Walking into The Leadmill, you can feel the excitement and anticipation in the air. Crystal Castles are playing Sheffield several months after the release of their infectious fourth album ‘Amnesty’, released in August of this year.
It is clear that Ethan Kath and Edith Frances will provide a captivating show, as the crowd move and chatter to the pre-gig music. Although you can feel the energy inside The Leadmill, there is still a luring sense of scepticism of whether someone can fill the shoes of the departed and recently replaced Alice Glass, who left Crystal Castles in 2014 after a four-year period and numerous EPs and LP s with the band. Leaving because of a “multitude of reasons both professional and personal”, it was always a concern whether anyone would be able to produce the enchanting performance Alice was so notorious for.
20 minutes late, with several throbbing strobe lights behind them, Ethan first walks onto the stage alongside the tour drummer, Christopher Chartrand. Ethan in a black leather attire and bandana and both with thick facial hair, they could almost be mistaken for Death From Above 1979- a band Ethan funnily enough sampled on the first album in 2008. As they tear into their opening song ‘Concrete’, Edith Frances bounces onto stage, dressed appropriately to the aesthetic of Crystal Castles, with a long sleeved dark t-shirt, black eye make-up and lipstick. Flicking her vivid pink hair around, any doubt of the show being tainted by the lack of Alice Glass instantly evaporates, as the crowd surges forward from the presence of the band.
The opening receives great reception, but it’s the pulsing synth sounds of second song ‘Baptism’ that inspires another level of energy and electricity in the crowd. Between the screamed vocals, Edith grabs bottles of water and sprays and spits it into the front few rows, fuelling the anarchic prowess Crystal Castles possesses.

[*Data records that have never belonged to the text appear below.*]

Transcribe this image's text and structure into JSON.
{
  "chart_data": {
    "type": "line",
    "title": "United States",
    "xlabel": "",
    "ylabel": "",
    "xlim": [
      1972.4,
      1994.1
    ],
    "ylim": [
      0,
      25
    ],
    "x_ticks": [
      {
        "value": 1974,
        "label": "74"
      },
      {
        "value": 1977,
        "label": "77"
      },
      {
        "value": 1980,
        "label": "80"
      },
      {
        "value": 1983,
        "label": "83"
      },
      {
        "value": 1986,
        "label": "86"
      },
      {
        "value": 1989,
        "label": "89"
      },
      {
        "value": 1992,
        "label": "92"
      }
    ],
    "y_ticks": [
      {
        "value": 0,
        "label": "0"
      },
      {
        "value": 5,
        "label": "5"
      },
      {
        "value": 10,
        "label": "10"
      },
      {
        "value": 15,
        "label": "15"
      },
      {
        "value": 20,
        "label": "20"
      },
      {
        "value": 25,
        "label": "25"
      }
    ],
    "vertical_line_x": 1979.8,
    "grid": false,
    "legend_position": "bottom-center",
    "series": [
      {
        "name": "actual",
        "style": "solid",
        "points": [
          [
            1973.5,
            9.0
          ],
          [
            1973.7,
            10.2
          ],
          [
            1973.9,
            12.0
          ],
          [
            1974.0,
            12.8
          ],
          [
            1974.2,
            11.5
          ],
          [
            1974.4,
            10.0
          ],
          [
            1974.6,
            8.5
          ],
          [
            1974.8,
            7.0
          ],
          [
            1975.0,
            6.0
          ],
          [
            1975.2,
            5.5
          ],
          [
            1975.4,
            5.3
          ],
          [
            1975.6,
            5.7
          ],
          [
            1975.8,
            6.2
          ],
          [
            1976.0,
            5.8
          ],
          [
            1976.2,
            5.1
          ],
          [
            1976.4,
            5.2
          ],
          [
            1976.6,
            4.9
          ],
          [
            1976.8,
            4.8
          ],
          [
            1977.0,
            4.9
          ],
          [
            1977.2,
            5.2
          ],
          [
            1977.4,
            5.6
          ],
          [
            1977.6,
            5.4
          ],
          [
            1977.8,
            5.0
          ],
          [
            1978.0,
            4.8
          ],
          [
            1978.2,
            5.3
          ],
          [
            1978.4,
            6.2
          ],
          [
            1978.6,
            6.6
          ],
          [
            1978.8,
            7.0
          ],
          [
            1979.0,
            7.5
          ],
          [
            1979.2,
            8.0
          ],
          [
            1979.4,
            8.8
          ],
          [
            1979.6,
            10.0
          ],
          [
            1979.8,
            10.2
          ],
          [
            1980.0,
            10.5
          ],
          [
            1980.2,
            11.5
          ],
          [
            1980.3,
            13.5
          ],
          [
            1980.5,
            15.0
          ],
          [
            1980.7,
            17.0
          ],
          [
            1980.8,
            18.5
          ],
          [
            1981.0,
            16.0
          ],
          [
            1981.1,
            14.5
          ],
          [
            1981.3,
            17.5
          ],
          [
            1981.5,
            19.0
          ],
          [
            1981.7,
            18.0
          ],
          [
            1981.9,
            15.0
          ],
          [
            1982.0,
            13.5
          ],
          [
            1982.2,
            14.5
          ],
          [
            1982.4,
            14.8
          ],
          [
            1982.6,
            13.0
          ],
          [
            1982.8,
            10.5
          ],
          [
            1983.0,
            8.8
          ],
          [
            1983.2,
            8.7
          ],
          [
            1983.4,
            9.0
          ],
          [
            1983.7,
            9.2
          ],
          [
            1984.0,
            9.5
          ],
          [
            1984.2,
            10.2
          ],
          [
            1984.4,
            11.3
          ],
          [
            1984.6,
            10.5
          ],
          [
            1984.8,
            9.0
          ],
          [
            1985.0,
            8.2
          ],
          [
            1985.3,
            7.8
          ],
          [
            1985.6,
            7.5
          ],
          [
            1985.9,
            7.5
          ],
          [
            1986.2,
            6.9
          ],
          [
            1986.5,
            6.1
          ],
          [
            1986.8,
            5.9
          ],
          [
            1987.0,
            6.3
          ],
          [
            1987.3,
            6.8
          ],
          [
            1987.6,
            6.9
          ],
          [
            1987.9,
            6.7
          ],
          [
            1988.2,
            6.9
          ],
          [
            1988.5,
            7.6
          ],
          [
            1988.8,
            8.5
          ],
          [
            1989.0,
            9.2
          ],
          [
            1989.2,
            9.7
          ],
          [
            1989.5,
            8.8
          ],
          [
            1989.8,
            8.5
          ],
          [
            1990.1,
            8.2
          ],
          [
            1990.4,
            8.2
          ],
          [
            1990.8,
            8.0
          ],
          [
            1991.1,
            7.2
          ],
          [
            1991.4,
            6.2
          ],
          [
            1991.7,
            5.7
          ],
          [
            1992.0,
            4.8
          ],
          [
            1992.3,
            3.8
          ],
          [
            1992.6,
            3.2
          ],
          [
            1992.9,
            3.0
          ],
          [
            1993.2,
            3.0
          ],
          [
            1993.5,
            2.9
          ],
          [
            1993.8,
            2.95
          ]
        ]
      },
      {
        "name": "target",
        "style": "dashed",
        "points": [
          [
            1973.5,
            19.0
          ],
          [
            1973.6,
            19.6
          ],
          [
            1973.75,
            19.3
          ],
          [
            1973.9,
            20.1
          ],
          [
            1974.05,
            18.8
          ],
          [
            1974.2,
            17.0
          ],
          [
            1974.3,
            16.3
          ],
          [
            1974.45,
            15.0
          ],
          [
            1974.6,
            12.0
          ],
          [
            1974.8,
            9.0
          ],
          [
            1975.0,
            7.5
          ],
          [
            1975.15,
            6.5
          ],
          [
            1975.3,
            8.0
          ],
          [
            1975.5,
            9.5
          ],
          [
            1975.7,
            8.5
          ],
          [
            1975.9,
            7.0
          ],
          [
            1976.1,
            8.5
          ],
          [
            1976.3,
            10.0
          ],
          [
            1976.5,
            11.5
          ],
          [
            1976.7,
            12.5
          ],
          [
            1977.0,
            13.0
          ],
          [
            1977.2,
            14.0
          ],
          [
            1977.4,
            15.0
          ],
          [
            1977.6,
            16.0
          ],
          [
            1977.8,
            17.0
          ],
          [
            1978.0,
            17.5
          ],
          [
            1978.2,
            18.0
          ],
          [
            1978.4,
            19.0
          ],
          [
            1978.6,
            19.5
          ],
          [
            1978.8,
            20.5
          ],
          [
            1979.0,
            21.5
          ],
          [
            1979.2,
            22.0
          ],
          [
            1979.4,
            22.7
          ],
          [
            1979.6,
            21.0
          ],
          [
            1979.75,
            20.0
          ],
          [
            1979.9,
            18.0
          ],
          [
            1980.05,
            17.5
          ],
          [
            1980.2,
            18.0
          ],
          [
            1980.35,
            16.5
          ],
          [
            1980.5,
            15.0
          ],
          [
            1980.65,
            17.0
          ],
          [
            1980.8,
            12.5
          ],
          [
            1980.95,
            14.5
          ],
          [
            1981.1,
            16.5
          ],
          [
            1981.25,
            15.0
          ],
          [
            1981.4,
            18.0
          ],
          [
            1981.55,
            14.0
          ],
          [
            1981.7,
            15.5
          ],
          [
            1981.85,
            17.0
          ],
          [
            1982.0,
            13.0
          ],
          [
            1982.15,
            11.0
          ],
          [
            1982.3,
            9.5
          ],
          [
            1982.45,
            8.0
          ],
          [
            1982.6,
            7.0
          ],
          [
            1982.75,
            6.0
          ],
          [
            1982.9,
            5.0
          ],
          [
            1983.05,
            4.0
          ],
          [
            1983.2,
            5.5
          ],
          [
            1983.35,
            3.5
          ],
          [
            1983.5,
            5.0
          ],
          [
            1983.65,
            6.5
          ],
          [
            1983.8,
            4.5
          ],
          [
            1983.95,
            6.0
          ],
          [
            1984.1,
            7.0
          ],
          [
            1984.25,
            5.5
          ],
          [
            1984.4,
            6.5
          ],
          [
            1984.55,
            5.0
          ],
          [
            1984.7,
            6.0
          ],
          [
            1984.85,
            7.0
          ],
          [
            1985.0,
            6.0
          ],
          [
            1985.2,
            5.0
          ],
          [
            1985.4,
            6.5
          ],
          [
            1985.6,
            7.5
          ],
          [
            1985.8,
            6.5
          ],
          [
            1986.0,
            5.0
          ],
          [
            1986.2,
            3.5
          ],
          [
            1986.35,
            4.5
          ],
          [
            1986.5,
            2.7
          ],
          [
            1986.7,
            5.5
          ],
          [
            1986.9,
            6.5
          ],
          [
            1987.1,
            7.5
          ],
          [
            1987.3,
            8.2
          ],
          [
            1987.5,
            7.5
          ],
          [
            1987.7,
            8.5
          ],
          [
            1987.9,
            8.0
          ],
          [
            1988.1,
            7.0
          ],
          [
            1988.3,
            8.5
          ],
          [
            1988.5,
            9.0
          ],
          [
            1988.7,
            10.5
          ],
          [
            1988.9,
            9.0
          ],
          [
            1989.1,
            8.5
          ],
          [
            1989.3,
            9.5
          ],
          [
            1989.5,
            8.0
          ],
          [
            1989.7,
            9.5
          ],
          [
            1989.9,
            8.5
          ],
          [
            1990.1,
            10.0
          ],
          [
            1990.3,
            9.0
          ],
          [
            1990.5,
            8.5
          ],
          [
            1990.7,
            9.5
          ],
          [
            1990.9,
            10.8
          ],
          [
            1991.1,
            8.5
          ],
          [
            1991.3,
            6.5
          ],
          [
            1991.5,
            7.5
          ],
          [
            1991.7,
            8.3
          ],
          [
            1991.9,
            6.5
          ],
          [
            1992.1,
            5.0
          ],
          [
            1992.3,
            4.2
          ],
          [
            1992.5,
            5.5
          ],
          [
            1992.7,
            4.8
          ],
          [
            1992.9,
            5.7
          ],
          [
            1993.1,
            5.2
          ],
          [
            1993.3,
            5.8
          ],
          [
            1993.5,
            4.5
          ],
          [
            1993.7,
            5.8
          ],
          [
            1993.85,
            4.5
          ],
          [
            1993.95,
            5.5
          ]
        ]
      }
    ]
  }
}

The first half of the set comprises of some material from the new album. Although they welcome weaker reactions than earlier songs, new pieces are placed between anthemic selections such as ‘Crimewave’, which means the set maintains a high level of energy throughout the first half an hour.
Edith occasionally abandons her post as the front woman to become a silhouette in the rampaging strobe, and accompany Ethan on the left of the stage at his corner of various keyboards and synths. Roaring loops and high-frequency gameboy-esque sounds interlude the gap between songs, as the powerful lights assault the eye. The build-up grows louder and louder until Edith bounces back to the centre stage for fan favourites ‘Untrust Us’ and ‘Celestica’.
As Crystal Castles exit the stage, the fluctuating beats carrying on rolling, increasing in speed until the encore. Jumping back into the front of the crowd for the penultimate song, with yet another bottle of water at her disposal, you can’t help but smile at the magnetism Edith has as phones are thrown in the air and hands are out-stretched to try and touch.
The final rendition of ‘Not In Love’, has the crowd bouncing and destroys any doubts that Crystal Castles are not still one of the most exciting electronic bands around at the moment.